The mbx operon in the genome of P. furiosus contains genes coding for a putative membrane-bound [NiFe]-hydrogenase, but its activity has not been experimentally demonstrated. Interestingly, it is located at approximatively 5 kb from another operon, called mbh, which contains 14 genes and has a similar structure. In the case of mbh, its genes code for a membrane-bound [NiFe]-hydrogenase whose activity has been demonstrated (Sapra et al. 2000; Silva et al. 2000). This multiprotein complex, coupled with GAP:ferredoxin oxidoreductase, couples electron transfer to both proton reduction and proton translocation in P. furiosus (Sapra et al. 2003). Consequently, a possible origin for mbx may be a duplication of the mbh operon. As the transfer that occurred in T. maritima involved mbx, this could be indirect evidence of the fact that this operon codes for functional proteins in Pyrococcus species.

The function of the ech operon has been experimentaly charaterized in several organisms. In M. barkeri its genes code for a multisubunit membrane-bound [NiFe]-hydrogenase that plays a central role in the metabolism. The functions of this hydrogenase are multiple, including energy-conserving electron transport, as well as coupling of thermodynamically unfavorable reactions to reverse electron transport (Meuer et al. 2002). In D. gigas it has been shown that the hydrogenase it encodes could have a role in the process of energy conservation (Rodrigues et al. 2003). This operon is also present in another Desulfovibrio species: D. vulgaris Hildenborough. The corresponding hydrogenase could be involved in energy conservation functions and it may act as a hydrogen-producing enzyme in lactate metabolism with ferredoxin as redox partner. At last, the Ech hydrogenase of T. tengcongensis has recently been purified and characterized. It has been demonstrated that it favors hydrogen evolution over H2 uptake and it could participate in “proton respiration” (Soboh et al. 2004)

As T. tengcongensis and D. gigas belong to very distant taxonomic clades, the most parsimonious hypothesis to explain the fact they are clustered in our phylogenies is the occurrence of two independent horizontal transfers from a Methanosarcina-like organism to the genomes of the ancestors of these bacteria. A second scenario for the shared transfer in T. tengcongensis and D. gigas would be an initial transfer from an archaea to an ancestor of one of these bacterial lineages followed by a second bacterium to bacterium transfer.
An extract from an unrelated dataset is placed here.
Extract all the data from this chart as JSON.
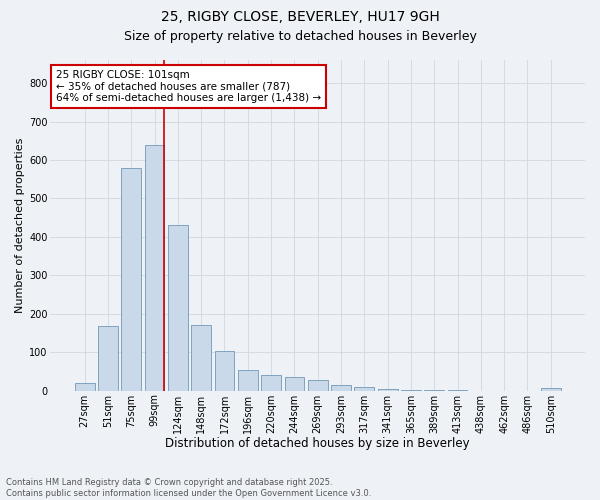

Also, it seems that the ech operon has been lost in some Desulfovibrio lineages since its transfer, as some species (such as D. desulfuricans G20) do not have the corresponding genes (Rodrigues et al. 2003). The fact that the transferred operons encode functional hydrogenases in T. tengcongensis and D. gigas is an indirect indication that the operon transferred in the genome of T. maritima could be functional too.

There are three possible interpretations for the branch lengths observed in the two clusters containing the hypothetical transfers: transfers may have occurred (i) from a species belonging to the Methanosarcina or to the Pyrococcus groups, respectively, and not yet sequenced or (ii) from an archaea belonging to another group of archaea not yet discovered, or (iii) it could be a transfer ancient enough that substantial evolution occurred in donor and acceptor since transfer.